The use of various targeting ligands on the surface of nanocarriers, being recognized by their specific receptors/antigens on tumor cell surface, has been demonstrated to promote cellular uptake [9]. Cyclic Arg-Gly-Asp-Tyr-Lys (cRGDyK) has high affinity to integrin α_vβ₃, a tumor angiogenesis biomarker overexpressed in tumor neovasculature and most tumor cells [10], [11]. It was reported that cRGDyK conjugated onto the nanocarriers facilitated their uptake by tumor cells via integrin-mediated endocytosis, thereby enhancing the cytotoxicity of antitumor drug-loaded nanocarriers against tumor cells [11], [12], [13], [14]. Herein, we focused on cRGDyK as a candidate decoration.

Another major concern is that slow release of anticancer drug from nanocarriers in tumor cells may result in a low level of intracellular free drug concentration and thereby induce limited antitumor effect [3], [15]. Even worse, maintaining a low level of free drug concentration in tumor cells for a long time may cause occurrence of drug resistance. Consequently, to ensure the delivery of anticancer drug to tumor site with sufficient drug concentration, nanocarriers, such as polymeric micelles, can be used for increased drug stability in circulation and rapid drug release in the tumor. The phenomenon of rapid release might be achieved by targeted polymeric micelles with a triggered release mechanism that responds to the pH or enzymes inside the cells [16], [17]. Further, ligand-modified nanocarriers are generally internalized into tumor cells via an endocytic pathway with an experience of a pH gradient from 5.5–6.5 in endosomes to 4.5–5.0 in lysosomes in their intracellular trafficking pathway, thereby leading to an inferior antitumor efficacy due to the degradation of the cargos by the lysosome enzymes [18]. Therefore, it is very important to facilitate drug escape from endo/lysosome vesicles [19], [20], and pH-responsive polymeric micelles may be suitable for intracellular drug delivery. As known, pH-responsive hydrophobic polyacids or polybases usually aggregate to form an inner core of polymeric micelles that convey pH-sensitivity to drug release. For example, the protonation of poly(l-histidine) frequently constituting the hydrophobic core of mixed PEG-poly(l-histidine)/PEG-poly(d,l-lactic acid) micelles results in destabilization of micelle cores and expedient drug release [20]. However, polymeric micelles with pH-responsive outer shell have rarely been reported.

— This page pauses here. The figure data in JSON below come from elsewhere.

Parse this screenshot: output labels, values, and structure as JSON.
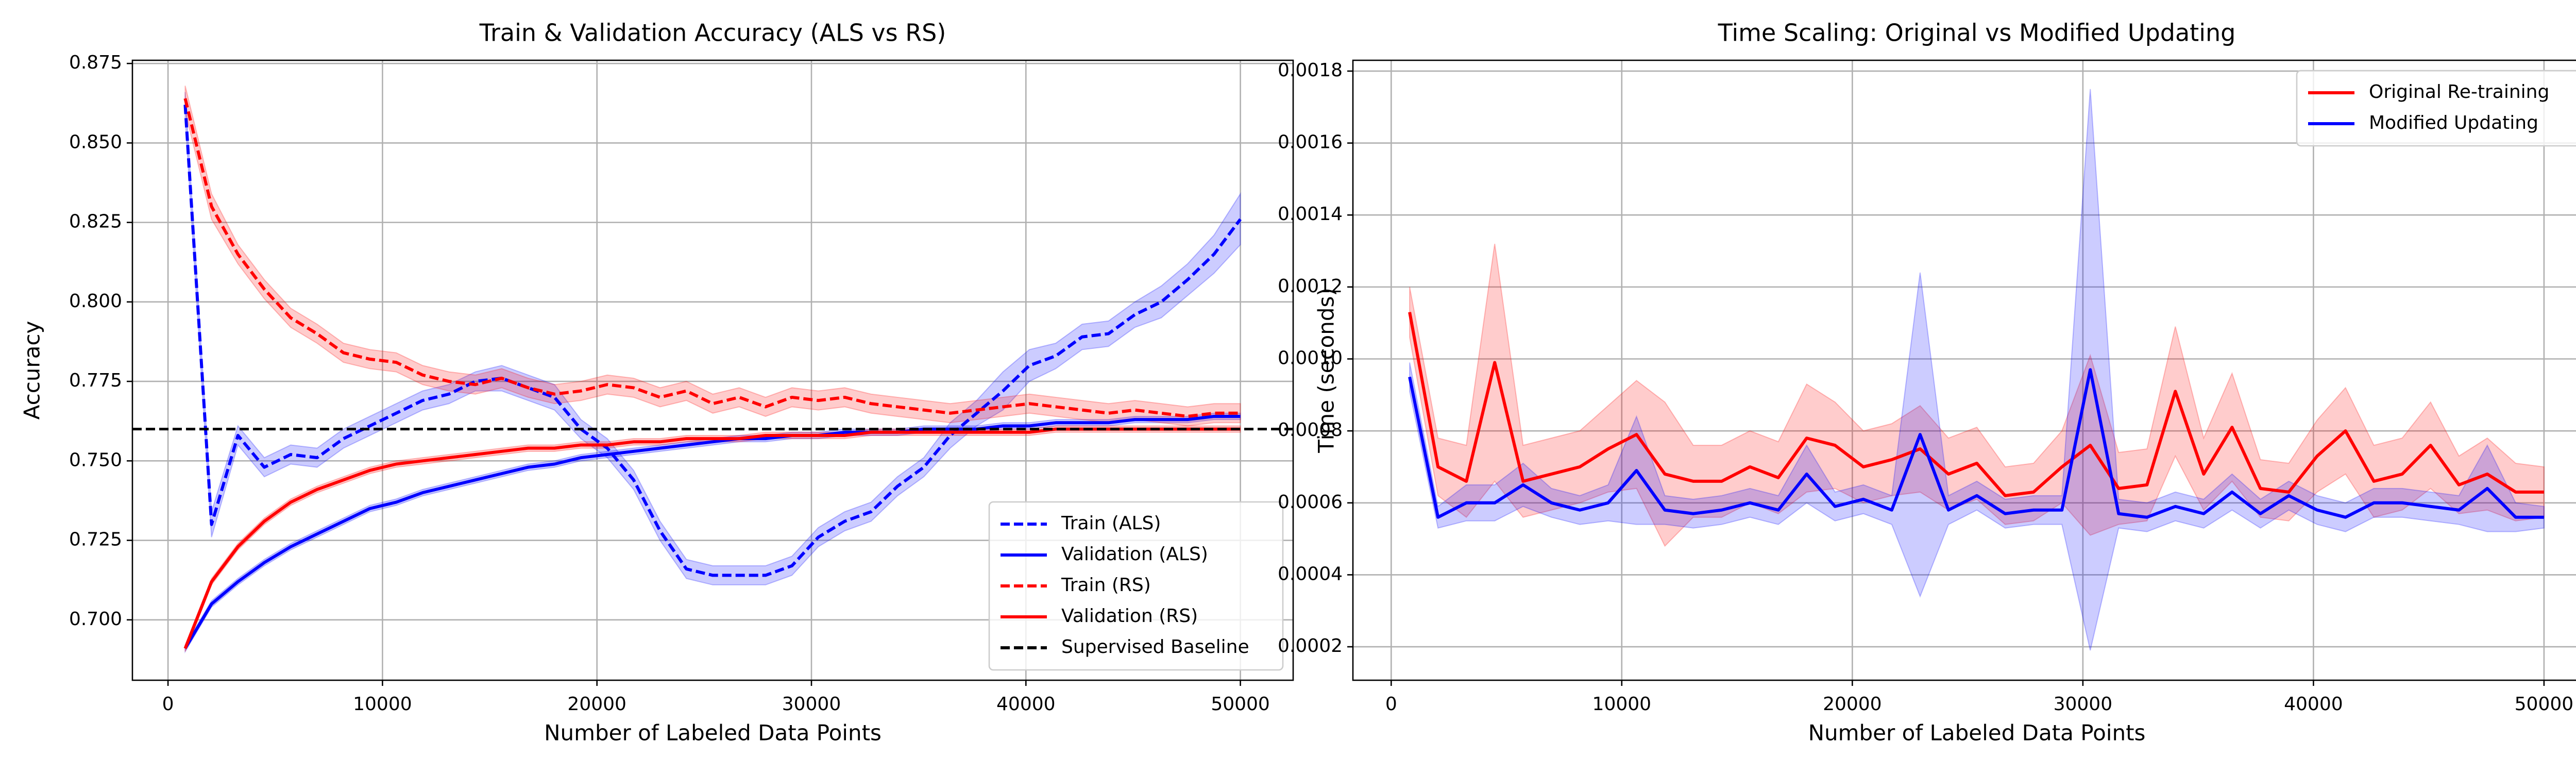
{
  "chart_data": [
    {
      "type": "line",
      "title": "Train & Validation Accuracy (ALS vs RS)",
      "x_label": "Number of Labeled Data Points",
      "y_label": "Accuracy",
      "xlim": [
        -1660,
        52460
      ],
      "ylim": [
        0.681,
        0.876
      ],
      "xticks": [
        0,
        10000,
        20000,
        30000,
        40000,
        50000
      ],
      "yticks": [
        {
          "value": 0.7,
          "label": "0.700"
        },
        0.725,
        {
          "value": 0.75,
          "label": "0.750"
        },
        0.775,
        {
          "value": 0.8,
          "label": "0.800"
        },
        0.825,
        {
          "value": 0.85,
          "label": "0.850"
        },
        0.875
      ],
      "grid": true,
      "legend": "lower right",
      "x": [
        800,
        2030,
        3260,
        4490,
        5720,
        6950,
        8180,
        9410,
        10640,
        11870,
        13100,
        14330,
        15560,
        16790,
        18020,
        19250,
        20480,
        21710,
        22940,
        24170,
        25400,
        26630,
        27860,
        29090,
        30320,
        31550,
        32780,
        34010,
        35240,
        36470,
        37700,
        38930,
        40160,
        41390,
        42620,
        43850,
        45080,
        46310,
        47540,
        48770,
        50000
      ],
      "series": [
        {
          "name": "Train (ALS)",
          "color": "#0000ff",
          "linestyle": "dashed",
          "values": [
            0.862,
            0.73,
            0.758,
            0.748,
            0.752,
            0.751,
            0.757,
            0.761,
            0.765,
            0.769,
            0.771,
            0.775,
            0.776,
            0.773,
            0.77,
            0.76,
            0.754,
            0.744,
            0.728,
            0.716,
            0.714,
            0.714,
            0.714,
            0.717,
            0.726,
            0.731,
            0.734,
            0.742,
            0.748,
            0.758,
            0.765,
            0.772,
            0.78,
            0.783,
            0.789,
            0.79,
            0.796,
            0.8,
            0.807,
            0.815,
            0.826
          ],
          "errors": [
            0.004,
            0.004,
            0.003,
            0.003,
            0.003,
            0.003,
            0.003,
            0.003,
            0.003,
            0.003,
            0.003,
            0.003,
            0.004,
            0.004,
            0.004,
            0.003,
            0.003,
            0.003,
            0.003,
            0.003,
            0.003,
            0.003,
            0.003,
            0.003,
            0.003,
            0.003,
            0.003,
            0.003,
            0.003,
            0.004,
            0.004,
            0.006,
            0.005,
            0.004,
            0.004,
            0.004,
            0.004,
            0.005,
            0.005,
            0.006,
            0.008
          ]
        },
        {
          "name": "Validation (ALS)",
          "color": "#0000ff",
          "linestyle": "solid",
          "values": [
            0.691,
            0.705,
            0.712,
            0.718,
            0.723,
            0.727,
            0.731,
            0.735,
            0.737,
            0.74,
            0.742,
            0.744,
            0.746,
            0.748,
            0.749,
            0.751,
            0.752,
            0.753,
            0.754,
            0.755,
            0.756,
            0.757,
            0.757,
            0.758,
            0.758,
            0.759,
            0.759,
            0.759,
            0.76,
            0.76,
            0.76,
            0.761,
            0.761,
            0.762,
            0.762,
            0.762,
            0.763,
            0.763,
            0.763,
            0.764,
            0.764
          ],
          "errors": [
            0.001,
            0.001,
            0.001,
            0.001,
            0.001,
            0.001,
            0.001,
            0.001,
            0.001,
            0.001,
            0.001,
            0.001,
            0.001,
            0.001,
            0.001,
            0.001,
            0.001,
            0.001,
            0.001,
            0.001,
            0.001,
            0.001,
            0.001,
            0.001,
            0.001,
            0.001,
            0.001,
            0.001,
            0.001,
            0.001,
            0.001,
            0.001,
            0.001,
            0.001,
            0.001,
            0.001,
            0.001,
            0.001,
            0.001,
            0.001,
            0.001
          ]
        },
        {
          "name": "Train (RS)",
          "color": "#ff0000",
          "linestyle": "dashed",
          "values": [
            0.864,
            0.83,
            0.815,
            0.804,
            0.795,
            0.79,
            0.784,
            0.782,
            0.781,
            0.777,
            0.775,
            0.774,
            0.776,
            0.773,
            0.771,
            0.772,
            0.774,
            0.773,
            0.77,
            0.772,
            0.768,
            0.77,
            0.767,
            0.77,
            0.769,
            0.77,
            0.768,
            0.767,
            0.766,
            0.765,
            0.766,
            0.767,
            0.768,
            0.767,
            0.766,
            0.765,
            0.766,
            0.765,
            0.764,
            0.765,
            0.765
          ],
          "errors": [
            0.004,
            0.004,
            0.003,
            0.003,
            0.003,
            0.003,
            0.003,
            0.003,
            0.003,
            0.003,
            0.003,
            0.003,
            0.003,
            0.003,
            0.003,
            0.003,
            0.003,
            0.003,
            0.003,
            0.003,
            0.003,
            0.003,
            0.003,
            0.003,
            0.003,
            0.003,
            0.003,
            0.003,
            0.003,
            0.003,
            0.003,
            0.003,
            0.003,
            0.003,
            0.003,
            0.003,
            0.003,
            0.003,
            0.003,
            0.003,
            0.003
          ]
        },
        {
          "name": "Validation (RS)",
          "color": "#ff0000",
          "linestyle": "solid",
          "values": [
            0.691,
            0.712,
            0.723,
            0.731,
            0.737,
            0.741,
            0.744,
            0.747,
            0.749,
            0.75,
            0.751,
            0.752,
            0.753,
            0.754,
            0.754,
            0.755,
            0.755,
            0.756,
            0.756,
            0.757,
            0.757,
            0.757,
            0.758,
            0.758,
            0.758,
            0.758,
            0.759,
            0.759,
            0.759,
            0.759,
            0.759,
            0.759,
            0.759,
            0.76,
            0.76,
            0.76,
            0.76,
            0.76,
            0.76,
            0.76,
            0.76
          ],
          "errors": [
            0.001,
            0.001,
            0.001,
            0.001,
            0.001,
            0.001,
            0.001,
            0.001,
            0.001,
            0.001,
            0.001,
            0.001,
            0.001,
            0.001,
            0.001,
            0.001,
            0.001,
            0.001,
            0.001,
            0.001,
            0.001,
            0.001,
            0.001,
            0.001,
            0.001,
            0.001,
            0.001,
            0.001,
            0.001,
            0.001,
            0.001,
            0.001,
            0.001,
            0.001,
            0.001,
            0.001,
            0.001,
            0.001,
            0.001,
            0.001,
            0.001
          ]
        }
      ],
      "hline": {
        "name": "Supervised Baseline",
        "value": 0.76,
        "color": "#000000",
        "linestyle": "dashed"
      }
    },
    {
      "type": "line",
      "title": "Time Scaling: Original vs Modified Updating",
      "x_label": "Number of Labeled Data Points",
      "y_label": "Time (seconds)",
      "xlim": [
        -1660,
        52460
      ],
      "ylim": [
        0.000107,
        0.00183
      ],
      "xticks": [
        0,
        10000,
        20000,
        30000,
        40000,
        50000
      ],
      "yticks": [
        0.0002,
        0.0004,
        0.0006,
        0.0008,
        {
          "value": 0.001,
          "label": "0.0010"
        },
        0.0012,
        0.0014,
        0.0016,
        0.0018
      ],
      "grid": true,
      "legend": "upper right",
      "x": [
        800,
        2030,
        3260,
        4490,
        5720,
        6950,
        8180,
        9410,
        10640,
        11870,
        13100,
        14330,
        15560,
        16790,
        18020,
        19250,
        20480,
        21710,
        22940,
        24170,
        25400,
        26630,
        27860,
        29090,
        30320,
        31550,
        32780,
        34010,
        35240,
        36470,
        37700,
        38930,
        40160,
        41390,
        42620,
        43850,
        45080,
        46310,
        47540,
        48770,
        50000
      ],
      "series": [
        {
          "name": "Original Re-training",
          "color": "#ff0000",
          "linestyle": "solid",
          "values": [
            0.00113,
            0.0007,
            0.00066,
            0.00099,
            0.00066,
            0.00068,
            0.0007,
            0.00075,
            0.00079,
            0.00068,
            0.00066,
            0.00066,
            0.0007,
            0.00067,
            0.00078,
            0.00076,
            0.0007,
            0.00072,
            0.00075,
            0.00068,
            0.00071,
            0.00062,
            0.00063,
            0.0007,
            0.00076,
            0.00064,
            0.00065,
            0.00091,
            0.00068,
            0.00081,
            0.00064,
            0.00063,
            0.00073,
            0.0008,
            0.00066,
            0.00068,
            0.00076,
            0.00065,
            0.00068,
            0.00063,
            0.00063
          ],
          "errors": [
            7e-05,
            8e-05,
            0.0001,
            0.00033,
            0.0001,
            0.0001,
            0.0001,
            0.00012,
            0.00015,
            0.0002,
            0.0001,
            0.0001,
            0.0001,
            0.0001,
            0.00015,
            0.00012,
            0.0001,
            0.0001,
            0.00012,
            0.0001,
            0.0001,
            8e-05,
            8e-05,
            0.0001,
            0.00025,
            0.0001,
            0.0001,
            0.00018,
            0.0001,
            0.00015,
            8e-05,
            8e-05,
            0.0001,
            0.00012,
            0.0001,
            0.0001,
            0.00012,
            8e-05,
            0.0001,
            8e-05,
            7e-05
          ]
        },
        {
          "name": "Modified Updating",
          "color": "#0000ff",
          "linestyle": "solid",
          "values": [
            0.00095,
            0.00056,
            0.0006,
            0.0006,
            0.00065,
            0.0006,
            0.00058,
            0.0006,
            0.00069,
            0.00058,
            0.00057,
            0.00058,
            0.0006,
            0.00058,
            0.00068,
            0.00059,
            0.00061,
            0.00058,
            0.00079,
            0.00058,
            0.00062,
            0.00057,
            0.00058,
            0.00058,
            0.00097,
            0.00057,
            0.00056,
            0.00059,
            0.00057,
            0.00063,
            0.00057,
            0.00062,
            0.00058,
            0.00056,
            0.0006,
            0.0006,
            0.00059,
            0.00058,
            0.00064,
            0.00056,
            0.00056
          ],
          "errors": [
            4e-05,
            3e-05,
            5e-05,
            5e-05,
            6e-05,
            4e-05,
            4e-05,
            5e-05,
            0.00015,
            4e-05,
            4e-05,
            4e-05,
            4e-05,
            4e-05,
            8e-05,
            4e-05,
            4e-05,
            4e-05,
            0.00045,
            4e-05,
            4e-05,
            4e-05,
            4e-05,
            4e-05,
            0.00078,
            4e-05,
            4e-05,
            4e-05,
            4e-05,
            5e-05,
            4e-05,
            4e-05,
            4e-05,
            4e-05,
            4e-05,
            4e-05,
            4e-05,
            4e-05,
            0.00012,
            4e-05,
            3e-05
          ]
        }
      ]
    }
  ]
}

Here, we aimed to overcome the current limitations mentioned above. cRGDyK-conjugated pH-sensitive polymeric micelles were designed based on pH-sensitive diblock copolymer poly(2-ethyl-2-oxazoline)-poly(d,l-lactide) (PEOz-PLA) and cRGDyK-PEOz-PLA for integrating the merits of ligand-modified polymeric micelles for enhanced accumulation at tumor site and increased uptake by tumor cells, and pH-sensitive polymeric micelles for rapid intracellular drug release and endo/lysosome escape. We hypothesized that the designed micelles would be endowed with tumor cell-targeting ability and pH-response to intracellular compartments and thereby an effective delivery system for anticancer drugs to treat prostate cancers.